Things seem to go awfully wrong in space, don’t they? You could argue that without a problem, something going wrong, we don’t usually have much of a movie to watch. But still, how often do characters go “Yeah let’s do this space thing” and live happily ever after? Case in point, Aniara.
In a future where the Earth is ravaged by natural disasters and has become an otherwise-unpleasant place to live, humanity has taken to colonizing Mars. Passengers aboard the titular Aniara gear up for a three week journey to their new home. Only, when do things go well in space?
Director: Pella Kagerman and Hugo Lilja
Release Date: May 17, 2019
In a near-collision, the ship’s crew are forced to jettison their fuel supply, and, now set off-course by their dodge, are left to drift emptily through space, awaiting the gravity of a cosmic body to set them back on track.

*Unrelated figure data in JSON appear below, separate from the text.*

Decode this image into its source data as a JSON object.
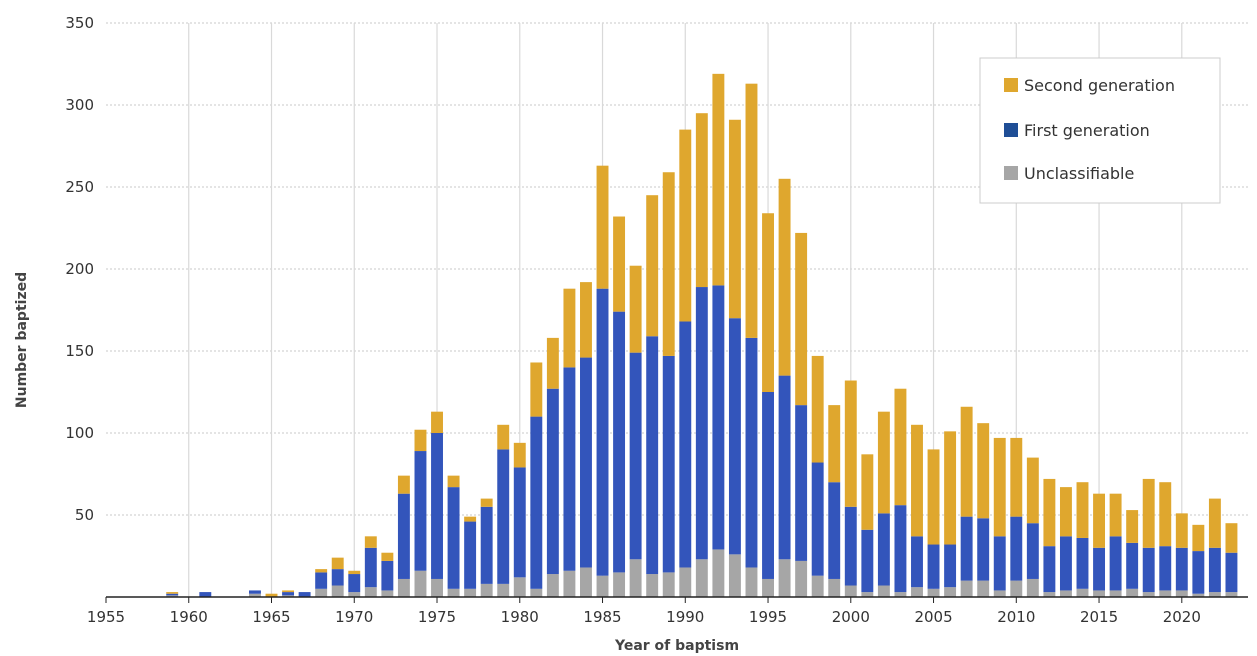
{
  "chart_data": {
    "type": "bar",
    "stacked": true,
    "title": "",
    "xlabel": "Year of baptism",
    "ylabel": "Number baptized",
    "xlim": [
      1955,
      2024
    ],
    "ylim": [
      0,
      350
    ],
    "x_ticks": [
      1955,
      1960,
      1965,
      1970,
      1975,
      1980,
      1985,
      1990,
      1995,
      2000,
      2005,
      2010,
      2015,
      2020
    ],
    "y_ticks": [
      50,
      100,
      150,
      200,
      250,
      300,
      350
    ],
    "grid": true,
    "legend_position": "top-right",
    "x": [
      1959,
      1960,
      1961,
      1962,
      1963,
      1964,
      1965,
      1966,
      1967,
      1968,
      1969,
      1970,
      1971,
      1972,
      1973,
      1974,
      1975,
      1976,
      1977,
      1978,
      1979,
      1980,
      1981,
      1982,
      1983,
      1984,
      1985,
      1986,
      1987,
      1988,
      1989,
      1990,
      1991,
      1992,
      1993,
      1994,
      1995,
      1996,
      1997,
      1998,
      1999,
      2000,
      2001,
      2002,
      2003,
      2004,
      2005,
      2006,
      2007,
      2008,
      2009,
      2010,
      2011,
      2012,
      2013,
      2014,
      2015,
      2016,
      2017,
      2018,
      2019,
      2020,
      2021,
      2022,
      2023
    ],
    "series": [
      {
        "name": "Unclassifiable",
        "color": "#a6a6a6",
        "values": [
          1,
          0,
          0,
          0,
          0,
          2,
          0,
          1,
          0,
          5,
          7,
          3,
          6,
          4,
          11,
          16,
          11,
          5,
          5,
          8,
          8,
          12,
          5,
          14,
          16,
          18,
          13,
          15,
          23,
          14,
          15,
          18,
          23,
          29,
          26,
          18,
          11,
          23,
          22,
          13,
          11,
          7,
          3,
          7,
          3,
          6,
          5,
          6,
          10,
          10,
          4,
          10,
          11,
          3,
          4,
          5,
          4,
          4,
          5,
          3,
          4,
          4,
          2,
          3,
          3
        ]
      },
      {
        "name": "First generation",
        "color": "#3355bb",
        "values": [
          1,
          0,
          3,
          0,
          0,
          2,
          0,
          2,
          3,
          10,
          10,
          11,
          24,
          18,
          52,
          73,
          89,
          62,
          41,
          47,
          82,
          67,
          105,
          113,
          124,
          128,
          175,
          159,
          126,
          145,
          132,
          150,
          166,
          161,
          144,
          140,
          114,
          112,
          95,
          69,
          59,
          48,
          38,
          44,
          53,
          31,
          27,
          26,
          39,
          38,
          33,
          39,
          34,
          28,
          33,
          31,
          26,
          33,
          28,
          27,
          27,
          26,
          26,
          27,
          24
        ]
      },
      {
        "name": "Second generation",
        "color": "#dfa72e",
        "values": [
          1,
          0,
          0,
          0,
          0,
          0,
          2,
          1,
          0,
          2,
          7,
          2,
          7,
          5,
          11,
          13,
          13,
          7,
          3,
          5,
          15,
          15,
          33,
          31,
          48,
          46,
          75,
          58,
          53,
          86,
          112,
          117,
          106,
          129,
          121,
          155,
          109,
          120,
          105,
          65,
          47,
          77,
          46,
          62,
          71,
          68,
          58,
          69,
          67,
          58,
          60,
          48,
          40,
          41,
          30,
          34,
          33,
          26,
          20,
          42,
          39,
          21,
          16,
          30,
          18
        ]
      }
    ],
    "legend": [
      "Second generation",
      "First generation",
      "Unclassifiable"
    ]
  }
}
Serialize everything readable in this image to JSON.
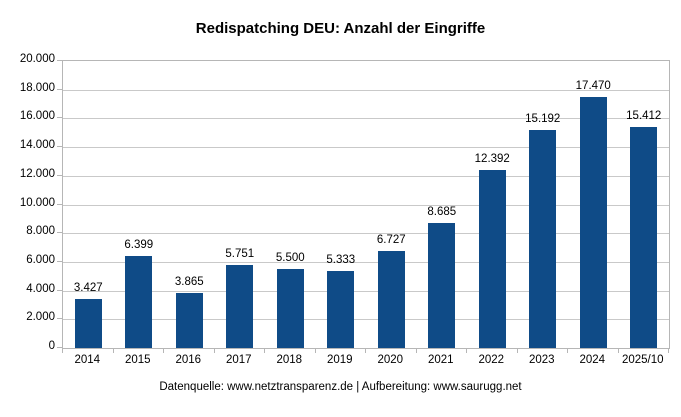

Aniara comes out the gates low on exposition and strong on immersion in the moment. The aforementioned natural disasters are hinted via stock footage; we catch glimpses of passengers with disfigurements and scars, without so much as a glance from other travelers. The inciting incidents of near-collision happen what feels like immediately, without time to acclimate to our posh interplanetary cruise. The Mimarobe (Emelie Jonsson) is our unnamed protagonist, whose only back story is that she doesn’t have anyone “waiting” for her return. “What the hell’s a Mimarobe,” I hear you ask.
Aboard the Aniara, Mima is an AI designed as something of a psychiatrist for interplanetary travelers. The Mima Hall is where the Mimarobe works, ushering passengers into a striking hall where they’re invited to be at ease, Mima’s future tech able to swoon them into a trance in which they’re soothed by their memories of time on Earth. The technology isn’t explicitly detailed, with Mima serving a clear godlike role even early on in Aniara‘s doomed journey.
As time goes from hours, to weeks, to years (Aniara seems to almost take sadistic glee in its chapter cards, where subsequent breaks indicate increasingly drastic periods of time), the community’s reliance on Mima goes from a helpful relaxer to an addicting necessity. Aniara draws parallels between the dependence on Mima to the dependence on substances, perhaps, but really it shows how unprepared people are for extended periods surrounded by the void of space.
The story of perseverance through stranding can be told on an island or a spaceship, and has been told in films for years. The detail with which Aniara tracks a gradual descent into becoming de-civilized can come across as superficial at times, with fluctuations in just how kooky things are getting aboard the cruise coming off as inconsistent or erratic at times.
At the risk of spoiling Aniara‘s many ups and downs over the ship’s voyage, it’s worth turning to the look of the film. Whereas a lot of “low-budget” sci-fi strips its cosmic spectacle down to the bare minimum (Claire Denis’ recent High Life serves as a prime example), Aniara occasionally flaunts its special effects to great effect. Mima’s chambers (look at that, anthropomorphizing an artificial intelligence!) are visually-striking, and our glimpses outside of the ship relatively frequent. Aniara is no Interstellar or Blade Runner 2049 in its visuals, but it does a serviceable job. Noteworthy is the camerawork, which is strikingly handheld where I and others would perhaps expect the static, formal framing of cold, detached science-fiction.
The set design and general look of the ship recalls a sleek shopping mall, and actually gave me the impression of Cowboy Bebop in an odd way, with costumed mascots pointing children towards dated arcades, and dance clubs and bars set up to give passengers something to pass the time.
The Mimarobe eventually passes the time with Isagel (Bianca Cruzeiro), a pilot with whom she starts a relationship. Isagel’s cold detachment and the Mimarobe’s optimism butt heads occasionally, giving Aniara something of a human story amidst the cold blackness of space.
Perhaps it is the lack of a strong human element that propels Aniara. The passengers’ journey is chronicled for years, with the film running the risk of telling too much of its story, events hurling by faster than space debris. The Mima angle of the story, in which people strive for some meaning in the face of cosmic oblivion, is by far the most-compelling aspect of Aniara, yet what should be the focus seems to fizzle into a mere subplot, with maybe the second half of the film devoted to other pursuits. While Aniara is not a long film at 106 minutes, and the leaping in time jolts any lulls in pace, it does start to feel a little aimless and undramatic.
It’s tricky to tell whether, by time the credits are rolling, Aniara pokes at cosmic profundity or languishes in space shenanigans, but I found myself almost perpetually interested, at the very least. While it may stumble and could have used expansion and reduction in parts of its telling, Aniara‘s story is one of hope in the face of hopelessness, but sans the melodrama that it possibly needs to become compelling. In space, no one can hear you scream if you don’t scream at all.